Maurice Wilkins Centre for Molecular Biodiscovery , University of Auckland , Private Bag 92019 , Auckland 1142 , New Zealand.
J Med Chem. 2019 Mar 28;62(6):2905-2915. doi: 10.1021/acs.jmedchem.8b01531. Epub 2018 Nov 16.
Hepatocellular carcinoma (HCC) is a lethal disease with limited therapeutic options and a particularly poor prognosis. Aberrant fibroblast growth factor 19 (FGF19) signaling through fibroblast growth factor receptor 4 (FGFR4) has been identified as an oncogenic driver for a subset of patients with HCC. FGFR4 is therefore a promising target for the treatment of HCC harboring aberrant FGF19-FGFR4 signaling, and several FGFR4 inhibitors have advanced to clinical trial.
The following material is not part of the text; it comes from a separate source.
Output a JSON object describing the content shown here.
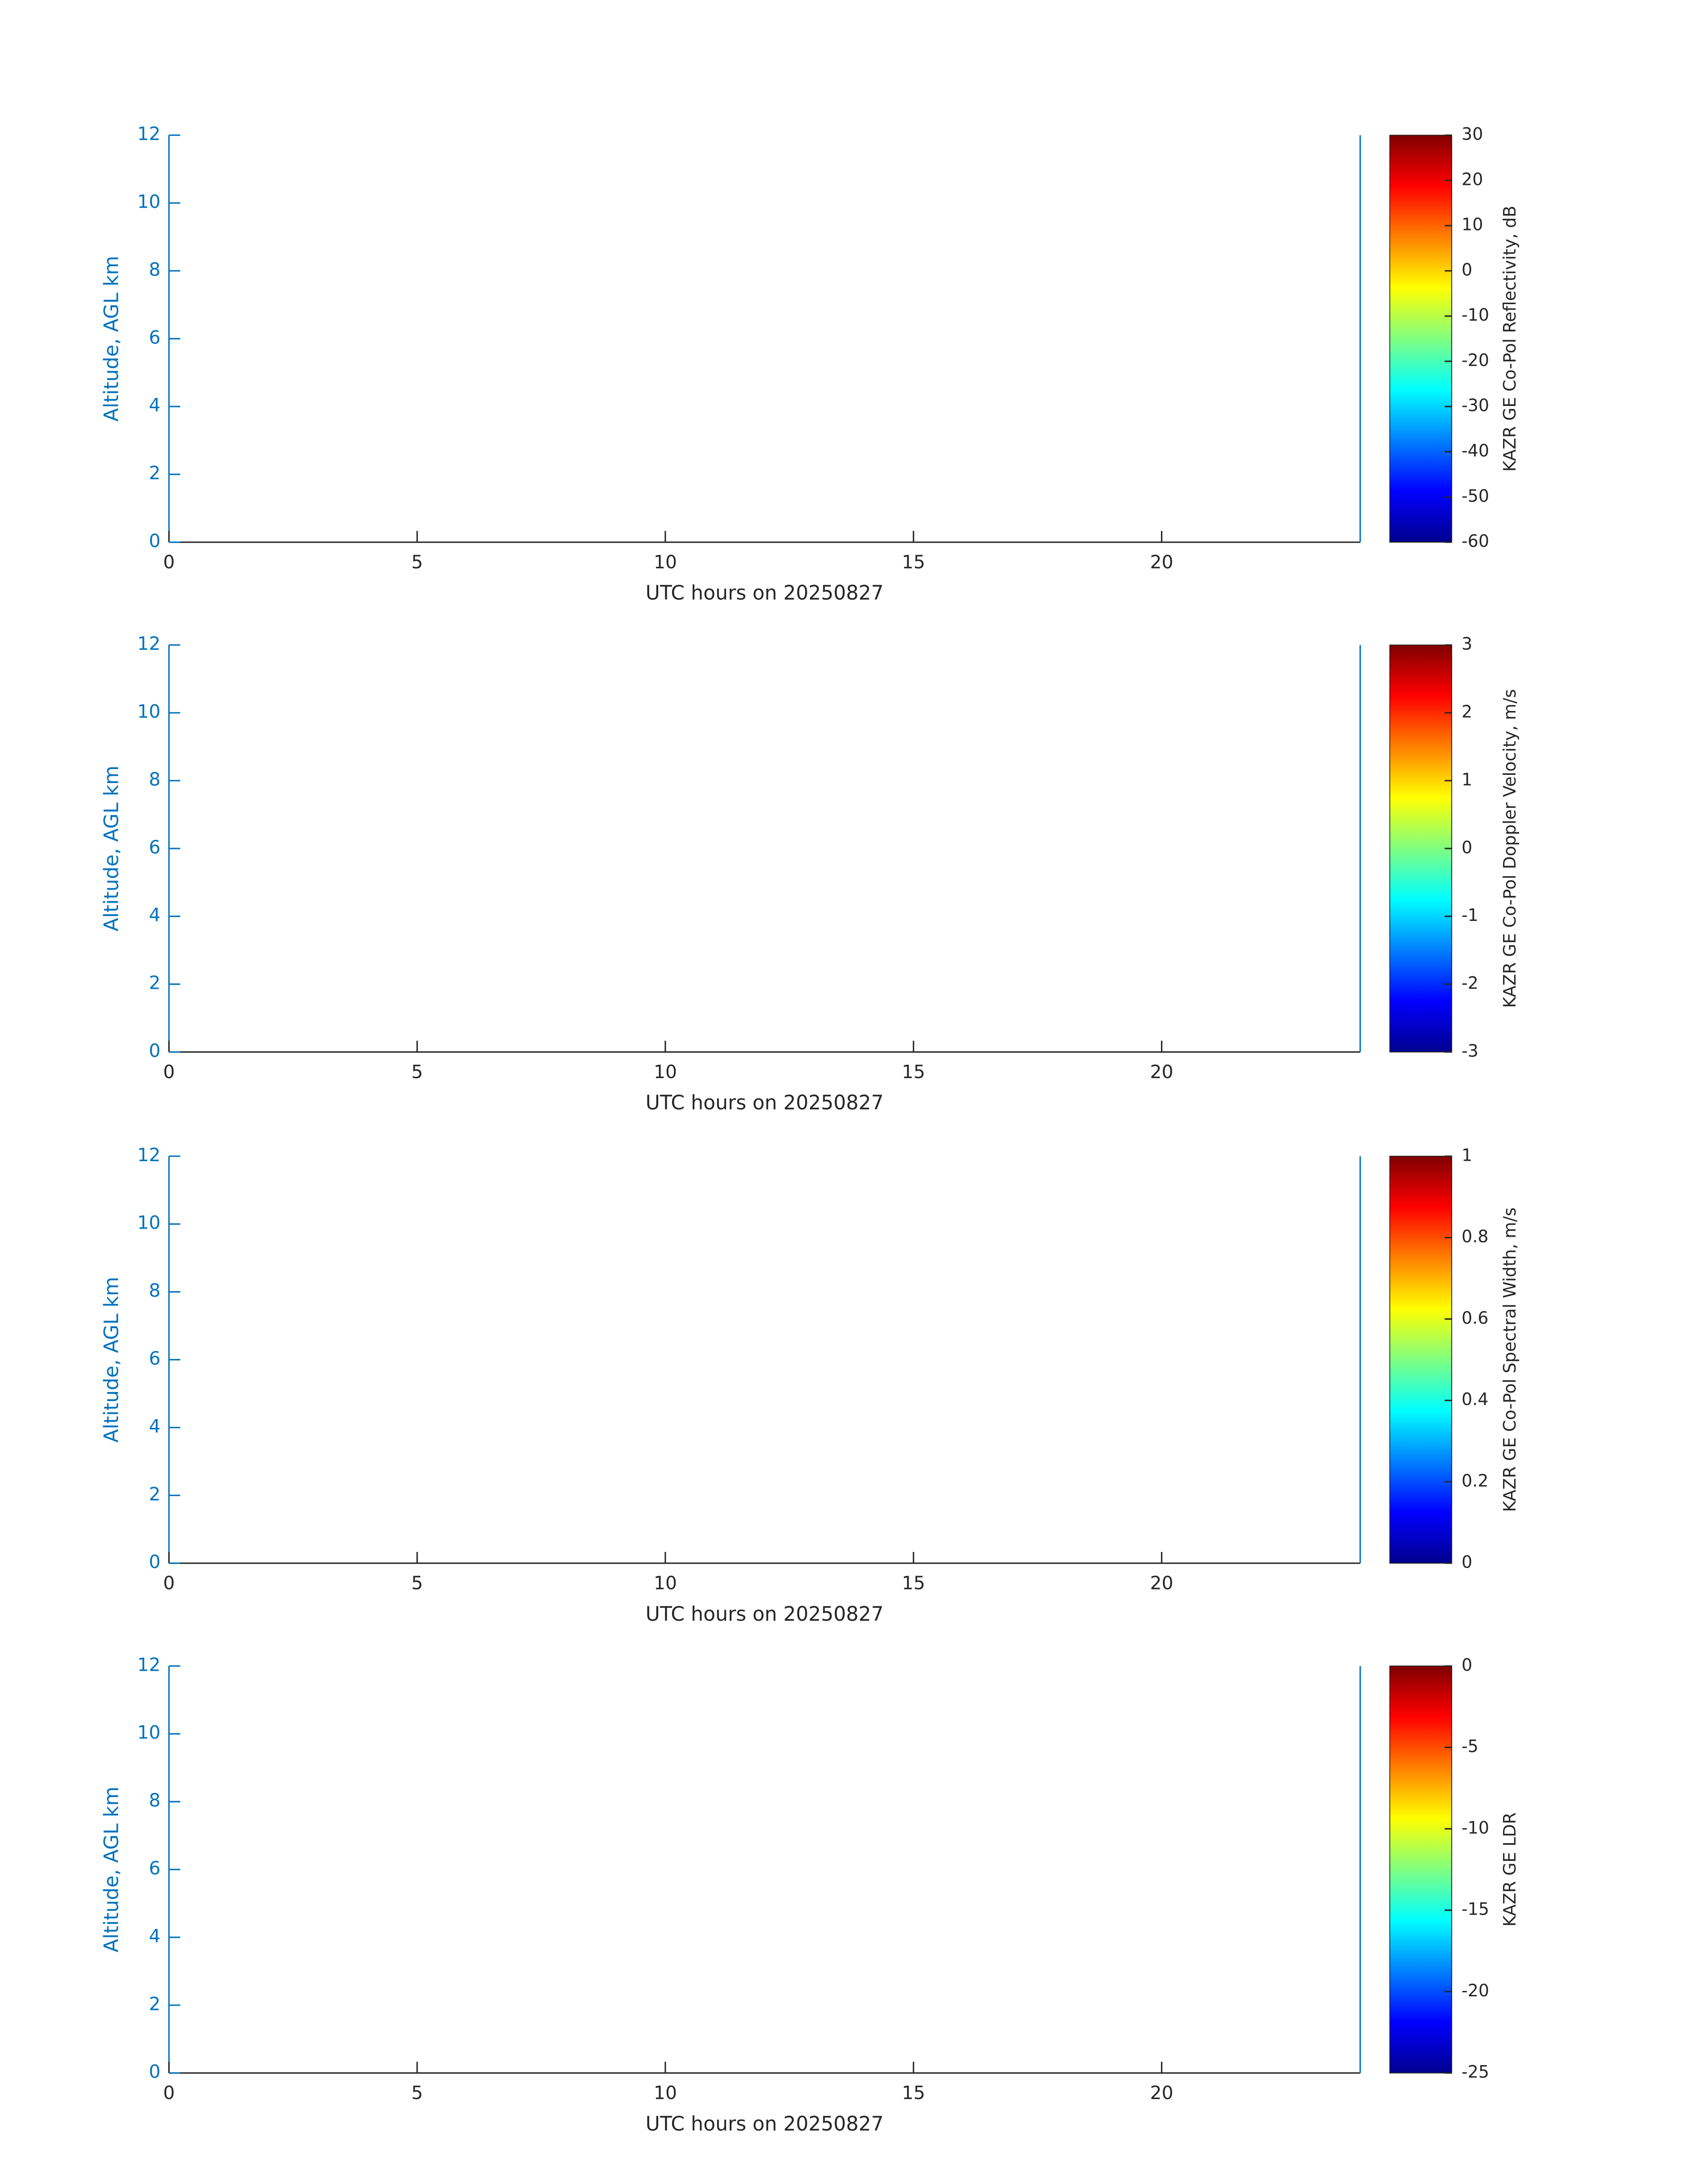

In this review, we summarize the latest developments in FGFR4 inhibitors, including the known pharmacophores, their binding mode, selectivity, and clinical implications, as well as the optimization strategy of introducing an acrylamide into a known pan-FGFR inhibitor targeting Cys552 of FGFR4 to provide selective covalent FGFR4 inhibitors.
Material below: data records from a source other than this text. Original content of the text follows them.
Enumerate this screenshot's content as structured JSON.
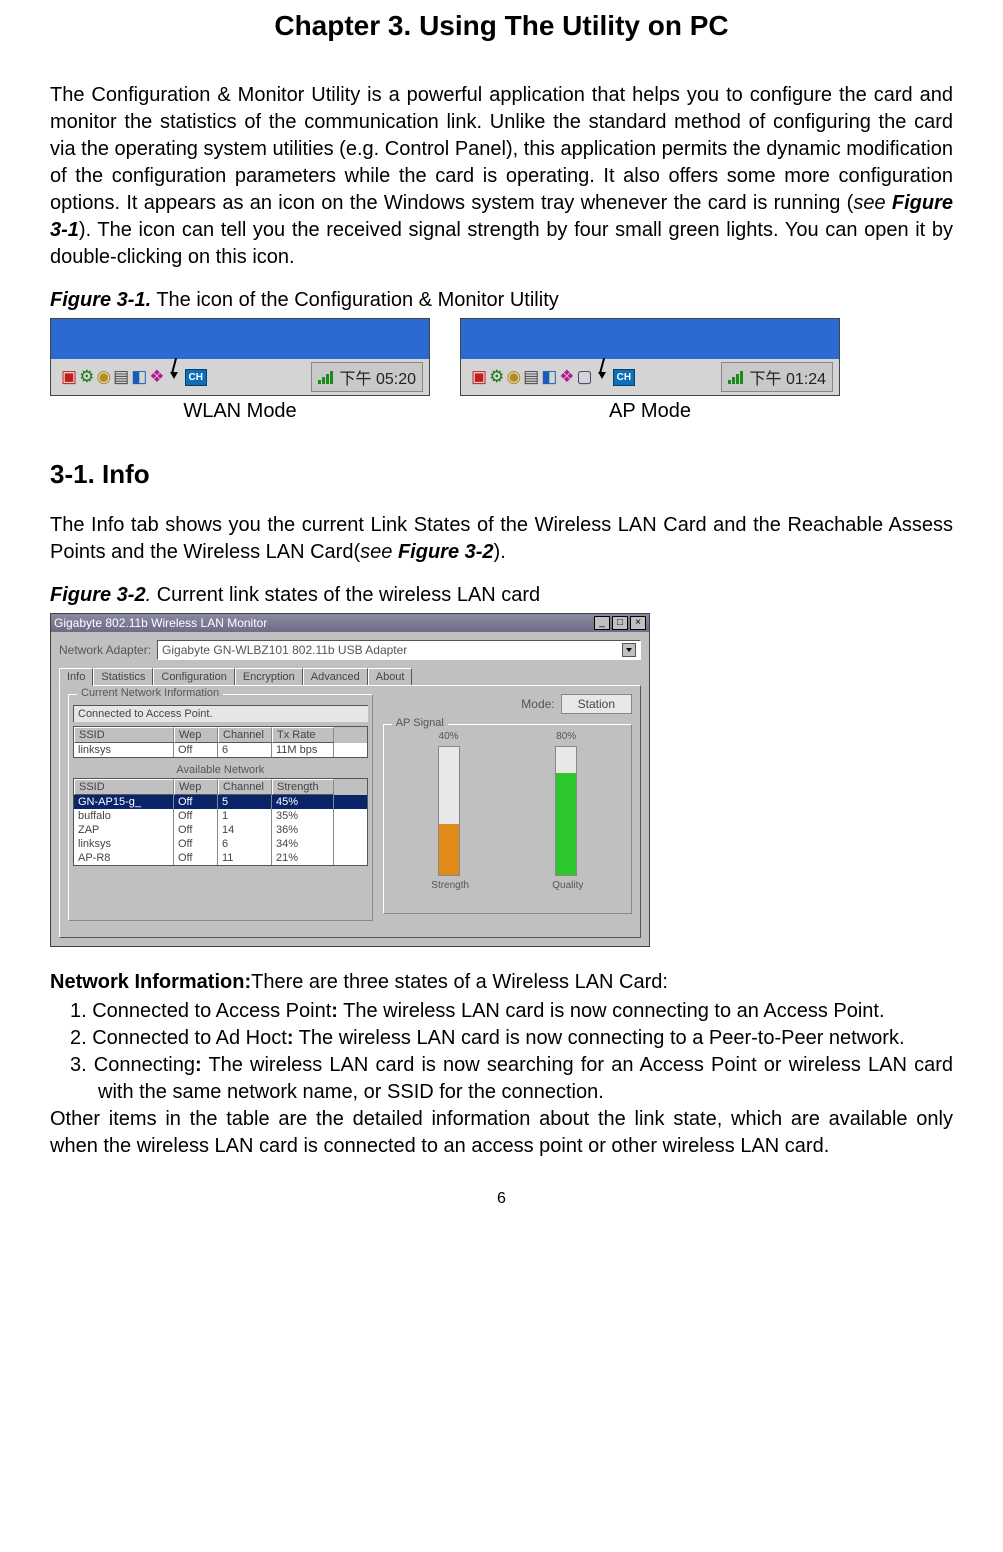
{
  "title": "Chapter 3. Using The Utility on PC",
  "intro": "The Configuration & Monitor Utility is a powerful application that helps you to configure the card and monitor the statistics of the communication link. Unlike the standard method of configuring the card via the operating system utilities (e.g. Control Panel), this application permits the dynamic modification of the configuration parameters while the card is operating. It also offers some more configuration options. It appears as an icon on the Windows system tray whenever the card is running (",
  "intro_see": "see ",
  "intro_fig": "Figure 3-1",
  "intro2": "). The icon can tell you the received signal strength by four small green lights. You can open it by double-clicking on this icon.",
  "fig1": {
    "label": "Figure 3-1.",
    "caption": "  The icon of the Configuration & Monitor Utility"
  },
  "taskbars": {
    "wlan": {
      "time": "下午 05:20",
      "label": "WLAN Mode",
      "ch": "CH"
    },
    "ap": {
      "time": "下午 01:24",
      "label": "AP Mode",
      "ch": "CH"
    }
  },
  "section_h": "3-1.  Info",
  "info_p1a": "The Info tab shows you the current Link States of the Wireless LAN Card and the Reachable Assess Points and the Wireless LAN Card(",
  "info_see": "see ",
  "info_fig": "Figure 3-2",
  "info_p1b": ").",
  "fig2": {
    "label": "Figure 3-2",
    "dot": ".",
    "caption": "  Current link states of the wireless LAN card"
  },
  "dialog": {
    "window_title": "Gigabyte 802.11b Wireless LAN Monitor",
    "adapter_label": "Network Adapter:",
    "adapter_value": "Gigabyte GN-WLBZ101 802.11b USB Adapter",
    "tabs": [
      "Info",
      "Statistics",
      "Configuration",
      "Encryption",
      "Advanced",
      "About"
    ],
    "active_tab": 0,
    "group1_title": "Current Network Information",
    "status": "Connected to Access Point.",
    "mode_label": "Mode:",
    "mode_value": "Station",
    "signal_group": "AP Signal",
    "table1_headers": [
      "SSID",
      "Wep",
      "Channel",
      "Tx Rate"
    ],
    "table1_row": [
      "linksys",
      "Off",
      "6",
      "11M bps"
    ],
    "avail_label": "Available Network",
    "table2_headers": [
      "SSID",
      "Wep",
      "Channel",
      "Strength"
    ],
    "table2_rows": [
      [
        "GN-AP15-g_",
        "Off",
        "5",
        "45%"
      ],
      [
        "buffalo",
        "Off",
        "1",
        "35%"
      ],
      [
        "ZAP",
        "Off",
        "14",
        "36%"
      ],
      [
        "linksys",
        "Off",
        "6",
        "34%"
      ],
      [
        "AP-R8",
        "Off",
        "11",
        "21%"
      ]
    ],
    "signal": {
      "strength_pct": 40,
      "strength_label": "40%",
      "quality_pct": 80,
      "quality_label": "80%",
      "strength_color": "#e08a1a",
      "quality_color": "#2dc72d",
      "bar_labels": [
        "Strength",
        "Quality"
      ]
    }
  },
  "ni_label": "Network Information:",
  "ni_intro": "There are three states of a Wireless LAN Card:",
  "items": [
    {
      "n": "1. Connected to Access Point",
      "colon": ":",
      "t": " The wireless LAN card is now connecting to an Access Point."
    },
    {
      "n": "2. Connected to Ad Hoct",
      "colon": ":",
      "t": " The wireless LAN card is now connecting to a Peer-to-Peer network."
    },
    {
      "n": "3. Connecting",
      "colon": ":",
      "t": " The wireless LAN card is now searching for an Access Point or wireless LAN card with the same network name, or SSID for the connection."
    }
  ],
  "footer": "Other items in the table are the detailed information about the link state, which are available only when the wireless LAN card is connected to an access point or other wireless LAN card.",
  "page_num": "6"
}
肝细胞癌(HCC)是一种致命疾病,治疗选择有限,预后特别差。异常的成纤维细胞生长因子 19(FGF19)通过成纤维细胞生长因子受体 4(FGFR4)信号已被确定为 HCC 患者亚群的致癌驱动因素。因此,FGFR4 是治疗携带异常 FGF19-FGFR4 信号的 HCC 的有前途的靶点,几种 FGFR4 抑制剂已进入临床试验。在这篇综述中,我们总结了 FGFR4 抑制剂的最新进展,包括已知的药效团、它们的结合模式、选择性和临床意义,以及将丙烯酰胺引入针对 FGFR4 的 Cys552 的已知泛 FGFR 抑制剂以提供选择性共价 FGFR4 抑制剂的优化策略。